13  Capstone: End-to-End Mini Workflow

This chapter ties everything together: read data → derive ADSL → produce TLFs → render a report.

13.1 Parameters

# You could parametrize paths via YAML; here we keep inline defaults.
dm_path <- "data/sdtm/dm.sas7bdat"
ex_path <- "data/sdtm/ex.sas7bdat"

13.2 1) Read (or Synthesize) SDTM

library(haven); library(dplyr); library(lubridate)

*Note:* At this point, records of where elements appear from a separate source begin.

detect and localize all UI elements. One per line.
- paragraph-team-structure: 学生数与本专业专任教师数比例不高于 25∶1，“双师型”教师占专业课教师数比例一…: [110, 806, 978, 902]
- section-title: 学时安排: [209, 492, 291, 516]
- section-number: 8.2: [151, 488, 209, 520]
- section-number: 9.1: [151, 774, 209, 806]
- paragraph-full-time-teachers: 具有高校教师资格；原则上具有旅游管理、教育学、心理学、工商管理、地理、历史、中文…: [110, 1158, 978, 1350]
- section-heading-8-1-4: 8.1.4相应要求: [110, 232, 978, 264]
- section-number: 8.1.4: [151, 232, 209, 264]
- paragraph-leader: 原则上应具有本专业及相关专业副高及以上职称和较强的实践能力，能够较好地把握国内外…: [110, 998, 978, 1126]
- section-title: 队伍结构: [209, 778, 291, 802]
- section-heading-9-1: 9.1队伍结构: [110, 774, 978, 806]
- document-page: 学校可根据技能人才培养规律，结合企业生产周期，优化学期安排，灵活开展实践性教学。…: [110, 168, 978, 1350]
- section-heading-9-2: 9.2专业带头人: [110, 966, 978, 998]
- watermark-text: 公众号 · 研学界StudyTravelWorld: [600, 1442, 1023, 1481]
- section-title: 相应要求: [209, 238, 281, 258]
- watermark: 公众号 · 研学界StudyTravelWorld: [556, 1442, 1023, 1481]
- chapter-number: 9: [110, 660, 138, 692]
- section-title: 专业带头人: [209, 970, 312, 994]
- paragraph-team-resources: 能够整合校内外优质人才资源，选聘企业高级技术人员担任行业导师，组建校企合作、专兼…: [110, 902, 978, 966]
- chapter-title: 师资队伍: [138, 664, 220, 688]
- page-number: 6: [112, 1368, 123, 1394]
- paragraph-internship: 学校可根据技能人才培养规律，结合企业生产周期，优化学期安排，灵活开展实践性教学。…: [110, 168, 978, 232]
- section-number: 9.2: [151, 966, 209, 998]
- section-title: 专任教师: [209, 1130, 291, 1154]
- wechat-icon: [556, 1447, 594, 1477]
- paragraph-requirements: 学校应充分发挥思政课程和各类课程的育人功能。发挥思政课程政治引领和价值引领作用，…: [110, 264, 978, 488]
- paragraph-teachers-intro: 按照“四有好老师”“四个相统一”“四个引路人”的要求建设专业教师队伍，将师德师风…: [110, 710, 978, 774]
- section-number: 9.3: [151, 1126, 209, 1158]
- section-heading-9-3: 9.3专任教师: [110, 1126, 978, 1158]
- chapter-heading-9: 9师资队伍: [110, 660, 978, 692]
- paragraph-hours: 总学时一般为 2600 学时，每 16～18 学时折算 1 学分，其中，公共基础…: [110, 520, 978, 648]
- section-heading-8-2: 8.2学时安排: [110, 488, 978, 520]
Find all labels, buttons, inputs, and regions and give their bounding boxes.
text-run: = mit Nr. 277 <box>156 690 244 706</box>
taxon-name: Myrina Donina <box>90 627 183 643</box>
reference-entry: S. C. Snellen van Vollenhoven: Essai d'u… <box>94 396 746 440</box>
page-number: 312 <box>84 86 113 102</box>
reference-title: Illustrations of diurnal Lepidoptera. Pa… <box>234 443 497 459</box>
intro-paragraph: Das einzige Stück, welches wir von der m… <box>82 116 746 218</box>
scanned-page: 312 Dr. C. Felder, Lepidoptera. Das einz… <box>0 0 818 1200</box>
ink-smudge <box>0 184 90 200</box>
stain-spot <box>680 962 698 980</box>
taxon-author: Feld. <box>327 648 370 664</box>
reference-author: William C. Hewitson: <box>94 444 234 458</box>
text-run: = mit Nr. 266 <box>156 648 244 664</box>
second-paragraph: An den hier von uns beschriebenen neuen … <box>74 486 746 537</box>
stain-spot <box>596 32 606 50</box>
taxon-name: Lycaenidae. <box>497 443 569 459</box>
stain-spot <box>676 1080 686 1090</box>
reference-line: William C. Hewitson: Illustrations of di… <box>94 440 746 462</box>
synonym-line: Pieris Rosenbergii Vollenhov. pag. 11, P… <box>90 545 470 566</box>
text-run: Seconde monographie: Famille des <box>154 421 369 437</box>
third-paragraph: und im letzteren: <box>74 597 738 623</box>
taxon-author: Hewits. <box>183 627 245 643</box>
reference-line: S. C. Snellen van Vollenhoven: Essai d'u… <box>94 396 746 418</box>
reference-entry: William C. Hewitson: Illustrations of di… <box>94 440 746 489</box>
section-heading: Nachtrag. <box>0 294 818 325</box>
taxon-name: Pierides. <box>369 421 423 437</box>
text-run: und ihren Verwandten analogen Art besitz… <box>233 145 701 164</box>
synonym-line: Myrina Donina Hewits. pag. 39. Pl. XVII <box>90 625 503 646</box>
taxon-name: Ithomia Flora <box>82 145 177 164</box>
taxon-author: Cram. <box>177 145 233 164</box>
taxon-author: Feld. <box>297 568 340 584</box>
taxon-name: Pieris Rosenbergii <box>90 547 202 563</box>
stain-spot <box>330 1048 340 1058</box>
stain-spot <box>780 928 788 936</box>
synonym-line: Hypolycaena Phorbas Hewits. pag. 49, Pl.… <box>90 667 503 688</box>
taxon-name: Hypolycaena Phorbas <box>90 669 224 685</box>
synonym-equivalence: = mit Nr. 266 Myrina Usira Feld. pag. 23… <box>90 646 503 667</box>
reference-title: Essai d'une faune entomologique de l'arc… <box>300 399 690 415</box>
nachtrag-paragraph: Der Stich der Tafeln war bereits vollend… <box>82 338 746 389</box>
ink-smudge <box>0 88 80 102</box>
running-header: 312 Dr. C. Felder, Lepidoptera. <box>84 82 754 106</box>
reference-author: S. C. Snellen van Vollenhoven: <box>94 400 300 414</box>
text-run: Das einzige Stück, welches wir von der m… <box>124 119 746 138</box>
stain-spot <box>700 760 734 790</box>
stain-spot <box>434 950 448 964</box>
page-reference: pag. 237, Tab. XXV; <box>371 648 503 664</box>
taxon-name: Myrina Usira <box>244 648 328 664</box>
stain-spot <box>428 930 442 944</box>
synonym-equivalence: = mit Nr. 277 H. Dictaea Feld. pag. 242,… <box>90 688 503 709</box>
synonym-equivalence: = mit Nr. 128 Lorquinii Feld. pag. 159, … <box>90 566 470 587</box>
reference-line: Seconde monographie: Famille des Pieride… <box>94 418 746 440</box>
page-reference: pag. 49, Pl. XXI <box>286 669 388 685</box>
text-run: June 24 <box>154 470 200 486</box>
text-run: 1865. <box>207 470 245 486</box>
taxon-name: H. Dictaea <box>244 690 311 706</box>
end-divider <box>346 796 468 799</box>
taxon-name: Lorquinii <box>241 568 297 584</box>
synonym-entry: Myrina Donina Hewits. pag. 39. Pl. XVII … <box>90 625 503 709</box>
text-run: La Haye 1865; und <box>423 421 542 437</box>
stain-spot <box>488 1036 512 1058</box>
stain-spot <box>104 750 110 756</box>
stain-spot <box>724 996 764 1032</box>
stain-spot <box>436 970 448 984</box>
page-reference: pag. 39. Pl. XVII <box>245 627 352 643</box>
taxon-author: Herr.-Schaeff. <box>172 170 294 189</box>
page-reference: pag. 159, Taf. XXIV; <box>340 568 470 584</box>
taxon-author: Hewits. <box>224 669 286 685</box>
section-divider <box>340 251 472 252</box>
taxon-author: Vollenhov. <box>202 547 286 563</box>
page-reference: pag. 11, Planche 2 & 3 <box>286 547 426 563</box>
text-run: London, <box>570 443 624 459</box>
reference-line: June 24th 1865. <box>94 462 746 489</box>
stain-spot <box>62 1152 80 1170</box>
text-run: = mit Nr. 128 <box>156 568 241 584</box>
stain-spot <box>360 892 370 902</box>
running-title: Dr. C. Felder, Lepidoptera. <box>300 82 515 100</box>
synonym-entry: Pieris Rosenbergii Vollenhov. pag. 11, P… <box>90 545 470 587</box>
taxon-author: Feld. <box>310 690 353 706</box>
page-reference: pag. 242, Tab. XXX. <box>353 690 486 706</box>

Attaching package: 'dplyr'
The following objects are masked from 'package:stats':

    filter, lag
The following objects are masked from 'package:base':

    intersect, setdiff, setequal, union

Attaching package: 'lubridate'
The following objects are masked from 'package:base':

    date, intersect, setdiff, union
if (file.exists(dm_path)) {
  dm <- read_sas(dm_path)
} else {
  dm <- tibble::tibble(
    STUDYID = "XYZ123",
    USUBJID = sprintf("XYZ-%03d", 1:60),
    ARM = sample(c("Placebo","Active"), 60, replace=TRUE),
    AGE = round(rnorm(60, 60, 8)),
    SEX = sample(c("M","F"), 60, replace=TRUE),
    RANDDT = as.Date("2025-01-15") + sample(0:40, 60, replace=TRUE)
  )
}
if (file.exists(ex_path)) {
  ex <- read_sas(ex_path)
} else {
  ex <- tibble::tibble(
    USUBJID = dm$USUBJID,
    EXSTDTC = dm$RANDDT + sample(0:3, nrow(dm), replace=TRUE)
  )
}

13.3 2) Derive ADSL (Minimal Demo)

adsl <- dm |>
  left_join(ex, by="USUBJID") |>
  mutate(
    TRT01P = ARM,
    TRT01PN = as.integer(factor(ARM, levels=c("Placebo","Active"))),
    TRT01A = TRT01P,
    TRT01AN = TRT01PN,
    SAFFL = "Y",          # demo only; define rules in real life
    FASFL = "Y"
  ) |>
  dplyr::select(STUDYID.x, USUBJID, TRT01P, TRT01PN, TRT01A, TRT01AN, AGE, SEX, EXSTDTC, SAFFL, FASFL)

13.4 3) TLFs

library(gt); library(ggplot2); library(survival)

tbl1 <- adsl |>
  group_by(TRT01P) |>
  summarise(N=n(),
            mean_age = mean(AGE), sd_age = sd(AGE),
            pct_female = mean(SEX=="F")*100)
tbl1_gt <- gt(tbl1) |> tab_header(title="Table 1. Baseline by Treatment")
tbl1_gt
Table 1. Baseline by Treatment
Description of Planned Arm N mean_age sd_age pct_female
Placebo 226 75.04867 8.503715 60.61947
Screen Failure 52 75.09615 9.699928 69.23077
Xanomeline High Dose 184 74.01087 7.939656 48.36957
Xanomeline Low Dose 181 75.29834 8.277778 60.77348
set.seed(123)
adsl$time <- rexp(nrow(adsl), rate=ifelse(adsl$TRT01P=="Active", 0.08, 0.1))
adsl$status <- rbinom(nrow(adsl), 1, 0.7)
fit <- survfit(Surv(time, status) ~ TRT01P, data=adsl)
# reuse plotting function from prior chapter
ggsurv <- function(fit) {
  ss <- summary(fit)
  dd <- data.frame(time=ss$time, surv=ss$surv, strata=rep(names(fit$strata), fit$strata))
  ggplot(dd, aes(x=time, y=surv, linetype=strata)) + geom_step() + theme_minimal() +
    labs(title="KM Curve (Toy)", x="Time", y="Survival", linetype="Treatment")
}
#ggsurv(fit)

13.5 4) Save Outputs

# Example: Save Table 1 as PNG
#gtsave(tbl1_gt, "tlf-table1.png")

Challenge: Convert this chapter into a parameterized report (e.g., treatment subset or different cohort) and render multiple outputs.